There was a television debate and The Journal Times hosted an online forum, but no public debates where people could ask questions in person. 

“They just avoided a discussion,” Lehman said in his announcement. 

Lehman said he would like to see a series of debates. “I think people deserve that,” Lehman said. 

When Lehman ran against former County Executive William McReynolds in 2006 for the Senate, he said there were about 10 debates.

. . . which just goes to show you how much McReynolds respected the public, and how much Wanggaard disrespects the public now.

Look.  There are good Republicans in Wisconsin who currently hold high office (Sen. Dale Schultz, R-Richland Center, is one such Republican), and there are good Republicans who’ve held office in the past, including McReynolds.  These are responsible people who believe in public debates, and want the public to be well-informed as to the nature of the decisions facing them.

For that matter, all six of the Republican state Senators who faced recall in 2011 allowed for public debates; one, Robert Cowles (R-Green Bay), didn’t have a debate, but that’s because his opponent, Nancy Nussbaum, had to deal with funeral arrangements due to the death of her mother on the day the debate had been scheduled.  For obvious reasons, the debate was called off.  (Let the record state, however, that Cowles was willing to debate.  Wanggaard is not.)

So why is it that the 2011 Rs were willing to debate the D candidates who were running in recall elections against them, but Wanggaard is unwilling to debate Lehman now?  (And for that matter, why was Wanggaard unwilling to debate Lehman back in 2010?)

Methinks Wanggaard knows that debates or no debates, he will be out on his ear — the first one-year Senator in the history of Racine politics.  (Former Senator George Petak, R-Racine, held office from 1990-6, and was successfully recalled during the middle of his second term.)  And that’s why his public stance — i.e., “No debates!” — is so wishy-washy at absolute best. 

Were I Wanggaard, I’d want to go down fighting, so the constituents I’d represented knew that I’d at least tried to do my best by my own lights.  But nothing says he must be smart or courageous, now, does it?

Anyway, as I’m one of Wanggaard’s constituents — not that he’s ever listened to me before, mind you — I want to say this to Senator Wanggaard:

Senator, it’s time to stop ducking the issues.  Debate former Senator Lehman in a public forum.  Take questions from your constituents.  And be prepared to explain why, oh why, you voted against collective bargaining when you, yourself, have benefitted handily from collective bargaining in the past (and continue to benefit from it in the here-and-now due to your police retirement).

It’s not that you’ve benefitted that’s so upsetting, Senator — it’s that you don’t want anyone else to benefit now that you have.  (Otherwise known as, “I have mine, so who cares about you?”)  That, sir, is hypocrisy at its finest, and that is why we are so upset with you.

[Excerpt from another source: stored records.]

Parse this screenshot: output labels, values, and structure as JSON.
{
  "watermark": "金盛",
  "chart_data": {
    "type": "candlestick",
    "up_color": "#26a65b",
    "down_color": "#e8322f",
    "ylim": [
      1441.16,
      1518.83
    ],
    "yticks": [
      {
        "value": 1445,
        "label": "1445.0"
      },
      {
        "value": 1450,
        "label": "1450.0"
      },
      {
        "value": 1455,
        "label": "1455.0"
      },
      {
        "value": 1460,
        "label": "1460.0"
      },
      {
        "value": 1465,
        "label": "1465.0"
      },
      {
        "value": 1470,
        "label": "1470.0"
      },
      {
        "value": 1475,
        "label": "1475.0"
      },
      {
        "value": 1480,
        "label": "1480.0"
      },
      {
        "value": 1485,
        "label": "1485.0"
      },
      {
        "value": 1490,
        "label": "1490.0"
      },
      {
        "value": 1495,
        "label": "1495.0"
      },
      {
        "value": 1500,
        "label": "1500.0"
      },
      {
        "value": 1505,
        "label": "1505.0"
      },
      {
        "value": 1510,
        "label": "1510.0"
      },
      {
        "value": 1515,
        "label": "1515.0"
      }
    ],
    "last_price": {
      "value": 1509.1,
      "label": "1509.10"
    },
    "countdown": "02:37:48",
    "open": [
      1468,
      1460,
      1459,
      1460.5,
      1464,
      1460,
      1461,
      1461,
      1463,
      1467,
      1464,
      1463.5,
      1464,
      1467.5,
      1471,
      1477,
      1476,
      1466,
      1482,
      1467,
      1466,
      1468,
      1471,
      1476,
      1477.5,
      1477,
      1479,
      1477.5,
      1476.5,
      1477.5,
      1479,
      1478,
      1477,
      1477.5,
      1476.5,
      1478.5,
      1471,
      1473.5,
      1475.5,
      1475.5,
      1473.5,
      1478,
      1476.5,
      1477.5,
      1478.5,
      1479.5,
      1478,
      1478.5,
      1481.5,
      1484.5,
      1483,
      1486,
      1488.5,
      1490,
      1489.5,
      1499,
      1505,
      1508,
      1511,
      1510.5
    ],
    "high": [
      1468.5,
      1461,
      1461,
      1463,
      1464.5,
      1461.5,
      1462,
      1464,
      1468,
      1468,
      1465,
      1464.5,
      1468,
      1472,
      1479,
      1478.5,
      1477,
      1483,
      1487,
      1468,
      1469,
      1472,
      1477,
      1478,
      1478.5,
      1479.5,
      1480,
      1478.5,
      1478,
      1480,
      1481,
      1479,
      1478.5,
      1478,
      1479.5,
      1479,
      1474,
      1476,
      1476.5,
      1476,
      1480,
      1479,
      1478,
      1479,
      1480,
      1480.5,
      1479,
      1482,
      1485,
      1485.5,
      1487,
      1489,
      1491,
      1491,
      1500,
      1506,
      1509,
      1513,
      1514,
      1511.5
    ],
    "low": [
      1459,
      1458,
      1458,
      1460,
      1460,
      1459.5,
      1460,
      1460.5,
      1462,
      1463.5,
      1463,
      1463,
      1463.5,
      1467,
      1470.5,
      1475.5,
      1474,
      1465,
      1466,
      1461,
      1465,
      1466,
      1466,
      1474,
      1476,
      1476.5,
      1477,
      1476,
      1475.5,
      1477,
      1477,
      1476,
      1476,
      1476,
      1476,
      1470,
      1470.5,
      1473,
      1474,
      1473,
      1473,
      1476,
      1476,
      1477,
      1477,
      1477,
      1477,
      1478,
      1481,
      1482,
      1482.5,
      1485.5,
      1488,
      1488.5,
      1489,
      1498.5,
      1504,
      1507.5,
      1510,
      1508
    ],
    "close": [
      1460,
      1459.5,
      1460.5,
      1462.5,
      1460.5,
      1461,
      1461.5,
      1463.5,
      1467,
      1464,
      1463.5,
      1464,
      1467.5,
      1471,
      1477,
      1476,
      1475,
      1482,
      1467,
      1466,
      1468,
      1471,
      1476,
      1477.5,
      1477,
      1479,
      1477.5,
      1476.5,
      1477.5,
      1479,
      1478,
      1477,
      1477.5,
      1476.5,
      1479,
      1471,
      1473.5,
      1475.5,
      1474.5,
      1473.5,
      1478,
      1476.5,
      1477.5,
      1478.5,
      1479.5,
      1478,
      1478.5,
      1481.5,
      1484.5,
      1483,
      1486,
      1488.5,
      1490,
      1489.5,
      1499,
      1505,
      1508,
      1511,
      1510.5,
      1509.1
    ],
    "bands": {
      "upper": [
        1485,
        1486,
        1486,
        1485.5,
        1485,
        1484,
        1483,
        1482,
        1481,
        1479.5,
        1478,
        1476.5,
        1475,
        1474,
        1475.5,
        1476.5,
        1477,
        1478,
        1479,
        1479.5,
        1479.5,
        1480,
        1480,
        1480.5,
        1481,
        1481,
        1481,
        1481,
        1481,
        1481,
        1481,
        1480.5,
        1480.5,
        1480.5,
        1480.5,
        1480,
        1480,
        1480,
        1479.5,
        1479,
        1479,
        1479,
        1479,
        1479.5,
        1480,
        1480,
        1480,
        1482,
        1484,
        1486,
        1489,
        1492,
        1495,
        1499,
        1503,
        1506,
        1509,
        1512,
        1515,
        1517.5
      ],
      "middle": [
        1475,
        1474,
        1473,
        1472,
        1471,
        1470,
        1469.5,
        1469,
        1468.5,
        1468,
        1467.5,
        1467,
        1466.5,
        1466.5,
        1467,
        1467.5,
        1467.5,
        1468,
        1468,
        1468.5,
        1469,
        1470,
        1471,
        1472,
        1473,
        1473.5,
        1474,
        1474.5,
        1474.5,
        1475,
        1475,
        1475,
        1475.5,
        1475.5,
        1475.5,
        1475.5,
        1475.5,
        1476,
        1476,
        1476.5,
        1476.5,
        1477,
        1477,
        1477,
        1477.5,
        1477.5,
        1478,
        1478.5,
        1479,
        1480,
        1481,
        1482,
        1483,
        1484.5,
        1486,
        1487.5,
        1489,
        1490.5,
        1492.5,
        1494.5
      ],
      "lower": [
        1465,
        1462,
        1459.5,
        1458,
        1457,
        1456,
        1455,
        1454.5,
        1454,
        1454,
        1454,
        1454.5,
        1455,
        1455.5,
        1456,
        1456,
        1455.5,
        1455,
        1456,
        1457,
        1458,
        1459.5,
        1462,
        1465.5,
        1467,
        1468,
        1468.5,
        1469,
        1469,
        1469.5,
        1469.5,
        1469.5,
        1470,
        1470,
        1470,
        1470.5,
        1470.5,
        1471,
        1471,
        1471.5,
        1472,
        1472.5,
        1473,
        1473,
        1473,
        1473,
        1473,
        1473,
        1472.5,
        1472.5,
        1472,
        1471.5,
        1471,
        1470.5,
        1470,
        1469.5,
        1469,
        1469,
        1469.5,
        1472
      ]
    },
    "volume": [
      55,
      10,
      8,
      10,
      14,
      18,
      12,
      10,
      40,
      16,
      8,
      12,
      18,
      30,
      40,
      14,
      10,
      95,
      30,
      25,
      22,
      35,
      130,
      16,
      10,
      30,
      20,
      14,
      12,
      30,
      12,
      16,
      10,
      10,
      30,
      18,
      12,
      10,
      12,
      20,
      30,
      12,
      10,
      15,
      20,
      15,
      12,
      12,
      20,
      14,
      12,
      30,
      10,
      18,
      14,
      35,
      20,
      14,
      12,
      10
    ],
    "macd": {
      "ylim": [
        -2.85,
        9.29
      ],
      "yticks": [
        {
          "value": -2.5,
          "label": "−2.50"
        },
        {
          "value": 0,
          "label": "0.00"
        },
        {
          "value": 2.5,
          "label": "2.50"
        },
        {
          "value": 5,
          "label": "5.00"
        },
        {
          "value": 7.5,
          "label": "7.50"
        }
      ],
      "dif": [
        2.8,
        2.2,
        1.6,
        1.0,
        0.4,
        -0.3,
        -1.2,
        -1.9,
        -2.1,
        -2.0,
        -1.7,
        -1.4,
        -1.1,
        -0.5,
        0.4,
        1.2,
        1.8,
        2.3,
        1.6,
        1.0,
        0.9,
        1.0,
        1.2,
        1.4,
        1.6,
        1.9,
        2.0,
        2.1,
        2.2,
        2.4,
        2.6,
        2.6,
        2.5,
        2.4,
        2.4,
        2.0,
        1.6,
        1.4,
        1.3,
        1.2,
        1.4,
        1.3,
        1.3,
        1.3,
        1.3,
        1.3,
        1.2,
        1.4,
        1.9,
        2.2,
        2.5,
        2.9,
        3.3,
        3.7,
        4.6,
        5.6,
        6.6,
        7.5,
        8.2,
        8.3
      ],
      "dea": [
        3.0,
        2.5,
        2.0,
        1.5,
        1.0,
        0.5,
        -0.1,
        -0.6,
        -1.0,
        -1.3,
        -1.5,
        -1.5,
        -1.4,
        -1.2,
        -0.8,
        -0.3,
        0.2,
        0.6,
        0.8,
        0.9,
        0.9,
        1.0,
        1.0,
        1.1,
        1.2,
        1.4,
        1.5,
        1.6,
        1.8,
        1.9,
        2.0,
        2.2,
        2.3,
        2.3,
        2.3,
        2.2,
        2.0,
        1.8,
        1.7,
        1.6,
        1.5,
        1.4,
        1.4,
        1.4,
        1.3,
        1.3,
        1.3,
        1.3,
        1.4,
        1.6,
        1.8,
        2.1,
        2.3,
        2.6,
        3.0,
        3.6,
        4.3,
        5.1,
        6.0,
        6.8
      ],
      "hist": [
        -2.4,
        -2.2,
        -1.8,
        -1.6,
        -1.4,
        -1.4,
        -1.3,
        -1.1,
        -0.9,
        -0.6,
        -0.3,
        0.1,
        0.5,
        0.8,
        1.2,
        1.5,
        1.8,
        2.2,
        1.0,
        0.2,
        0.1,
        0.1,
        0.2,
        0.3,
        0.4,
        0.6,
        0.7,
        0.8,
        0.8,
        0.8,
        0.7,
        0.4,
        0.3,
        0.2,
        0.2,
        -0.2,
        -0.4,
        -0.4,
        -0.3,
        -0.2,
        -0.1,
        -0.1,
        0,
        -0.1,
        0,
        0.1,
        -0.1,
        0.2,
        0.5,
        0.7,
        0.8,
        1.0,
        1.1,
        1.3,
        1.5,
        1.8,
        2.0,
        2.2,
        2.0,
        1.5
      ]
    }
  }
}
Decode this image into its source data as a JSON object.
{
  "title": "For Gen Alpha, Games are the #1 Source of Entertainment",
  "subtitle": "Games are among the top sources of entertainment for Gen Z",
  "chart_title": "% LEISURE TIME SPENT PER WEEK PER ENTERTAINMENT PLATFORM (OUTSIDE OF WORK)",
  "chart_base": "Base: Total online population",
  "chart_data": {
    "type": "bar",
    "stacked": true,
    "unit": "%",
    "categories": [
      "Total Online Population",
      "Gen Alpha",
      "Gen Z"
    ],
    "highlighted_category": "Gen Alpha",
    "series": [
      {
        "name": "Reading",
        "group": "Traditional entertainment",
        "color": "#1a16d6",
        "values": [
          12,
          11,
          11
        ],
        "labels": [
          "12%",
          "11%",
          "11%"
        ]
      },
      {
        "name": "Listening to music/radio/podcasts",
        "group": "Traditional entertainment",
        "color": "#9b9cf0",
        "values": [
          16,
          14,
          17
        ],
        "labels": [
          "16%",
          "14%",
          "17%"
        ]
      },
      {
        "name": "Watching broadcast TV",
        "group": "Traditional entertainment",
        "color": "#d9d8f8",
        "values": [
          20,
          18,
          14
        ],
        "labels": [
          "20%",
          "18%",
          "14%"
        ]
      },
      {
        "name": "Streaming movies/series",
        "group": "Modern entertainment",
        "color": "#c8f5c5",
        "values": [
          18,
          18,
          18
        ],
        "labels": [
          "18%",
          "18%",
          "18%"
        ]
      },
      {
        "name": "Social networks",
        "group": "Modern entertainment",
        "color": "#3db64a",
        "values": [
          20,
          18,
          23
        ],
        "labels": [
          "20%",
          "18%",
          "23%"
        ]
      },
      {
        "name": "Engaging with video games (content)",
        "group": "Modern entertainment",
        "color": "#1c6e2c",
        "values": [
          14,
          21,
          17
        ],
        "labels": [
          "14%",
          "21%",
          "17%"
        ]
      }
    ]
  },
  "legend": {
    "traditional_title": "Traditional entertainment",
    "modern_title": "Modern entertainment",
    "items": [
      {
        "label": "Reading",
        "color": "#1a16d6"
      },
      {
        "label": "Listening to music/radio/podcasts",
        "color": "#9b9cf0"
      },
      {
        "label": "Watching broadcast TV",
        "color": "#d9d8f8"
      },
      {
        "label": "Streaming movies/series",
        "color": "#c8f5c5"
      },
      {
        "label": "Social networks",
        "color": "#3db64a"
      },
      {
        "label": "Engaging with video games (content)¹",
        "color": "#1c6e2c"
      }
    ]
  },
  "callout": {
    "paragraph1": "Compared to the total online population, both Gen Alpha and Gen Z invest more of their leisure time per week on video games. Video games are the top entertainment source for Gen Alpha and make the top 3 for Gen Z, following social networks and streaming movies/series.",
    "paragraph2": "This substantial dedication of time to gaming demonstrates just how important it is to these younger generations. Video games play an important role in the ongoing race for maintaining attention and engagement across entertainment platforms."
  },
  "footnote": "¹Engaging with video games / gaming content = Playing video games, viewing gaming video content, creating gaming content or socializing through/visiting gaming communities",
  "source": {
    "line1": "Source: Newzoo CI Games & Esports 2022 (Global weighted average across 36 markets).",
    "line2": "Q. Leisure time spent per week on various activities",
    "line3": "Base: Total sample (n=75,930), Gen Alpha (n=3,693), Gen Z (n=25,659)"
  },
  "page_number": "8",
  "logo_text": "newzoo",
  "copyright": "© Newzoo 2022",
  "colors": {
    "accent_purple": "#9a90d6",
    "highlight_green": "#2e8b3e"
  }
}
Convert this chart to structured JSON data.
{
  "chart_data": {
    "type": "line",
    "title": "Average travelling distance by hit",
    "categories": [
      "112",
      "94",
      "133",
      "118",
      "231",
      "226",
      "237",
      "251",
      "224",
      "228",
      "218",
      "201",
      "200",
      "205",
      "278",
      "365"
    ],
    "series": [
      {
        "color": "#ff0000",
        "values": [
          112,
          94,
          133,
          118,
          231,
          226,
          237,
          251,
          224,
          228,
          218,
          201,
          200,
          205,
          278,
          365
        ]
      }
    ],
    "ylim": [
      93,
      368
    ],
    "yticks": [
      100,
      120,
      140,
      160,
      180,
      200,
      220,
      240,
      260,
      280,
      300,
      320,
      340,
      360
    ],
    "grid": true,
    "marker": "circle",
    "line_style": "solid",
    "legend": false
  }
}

We don’t like hypocrisy in Racine, Senator.  We don’t like it at all.

But you’re still allowed to explain yourself, and your actions, in a way that makes more logical sense than you’ve done thus far.  So do yourself a favor, and debate Lehman; it can’t hurt, might help, and will at least make those of us who oppose you appreciate your willingness to stand up and face the music.


**Note that while Wanggaard’s upcoming recall election isn’t a 100% lead-pipe cinch, I would put it at 99.9% likely due to the fact that over 24,000 signatures were turned in while approximately 15,400 were needed to recall Wanggaard.  Not all of those signatures will be valid, but most will be; Wanggaard is headed to a recall election and he well knows it.